Een toen record record van 77.346 aanwezigen was aanwezig om de Preakness Stakes te bekijken. Seattle Slew kwam uit de achtste positie en liep het grootste deel van de race nek-aan-nek met aalscholver. Cruguet sloeg hem een ​​keer op het bovenste stuk om hem gefocust te houden en reed hem met de hand naar de finish voor een overwinning van anderhalve lengte.

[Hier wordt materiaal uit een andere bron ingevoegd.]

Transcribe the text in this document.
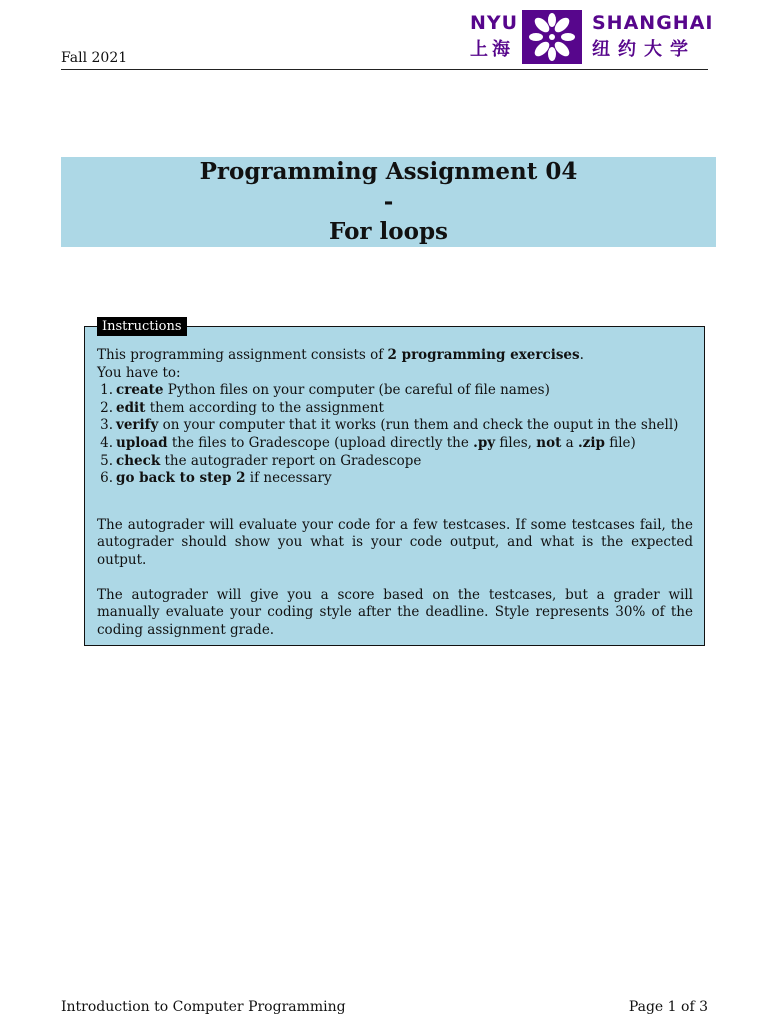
Fall 2021
NYU
上海
SHANGHAI
纽约大学
Programming Assignment 04
-
For loops

This programming assignment consists of 2 programming exercises.

You have to:

1. create Python files on your computer (be careful of file names)
2. edit them according to the assignment
3. verify on your computer that it works (run them and check the ouput in the shell)
4. upload the files to Gradescope (upload directly the .py files, not a .zip file)
5. check the autograder report on Gradescope
6. go back to step 2 if necessary

The autograder will evaluate your code for a few testcases. If some testcases fail, the autograder should show you what is your code output, and what is the expected output.

The autograder will give you a score based on the testcases, but a grader will manually evaluate your coding style after the deadline. Style represents 30% of the coding assignment grade.

Instructions
Introduction to Computer Programming	Page 1 of 3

Zaterdag 11 juni 1977 was het Belmont-dag en 71.026 racefans vulden het eerbiedwaardige Belmont Park, vol spanning anticiperend op de bekroning van een nieuwe Triple Crown-kampioen. De acht veulens kwamen uit op een pad dat modderig was van twee dagen regen. De start van de race vond Seattle Slew, een 2-5 odds favoriet, het lopen aan de voorkant, waar hij bleef voor de rest van de 1 1 / 2 mijl. Het tempo was extreem laag. Run Dusty Run maakte een aanklacht, net als Sanhedrin, maar ze werden snel verzonden. Seattle Slew gewonnen door vier lengtes in een tijd van 02:29 3 / 5, en hij werd uitgeroepen tot de 1977 Paard van het Jaar voor zijn stellaire ongeslagen raceseizoen.

Laatste jaren

Het volgende jaar begon ongunstig. Begin 1978 liep Seattle Slew een virus op dat hem bijna doodde. Hij werd weer gezond en kon weer racen. De Marlboro Cup, op negen furlongs in Belmont Park op 16 september, zijn vierde start van het jaar, was opmerkelijk omdat er voor het eerst twee Triple Crown-winnaars in dezelfde race waren, zoals Affirmed eerder in de Triple Crown had gewonnen het jaar. Over de uitkomst van de Marlboro Cup bestond van meet af aan geen twijfel. Seattle Slew vloog door het stuk en behaalde een beslissende drievoudige overwinning op de jongere kampioen. In zijn zeven starts in 1978 was Seattle Slew de winnaar van vijf, werd tweede in twee en verdiende $ 473.006 aan portemonnees.

Hij ging met pensioen in 1978 en stierf in 2002 op de 25e verjaardag van zijn overwinning in Kentucky Derby. In zijn racecarrière van 17 races won hij er 14, werd hij tweemaal tweede en werd hij eenmaal vierde. Hij werd in 1981 ingewijd in de National Museum of Racing's Hall of Fame.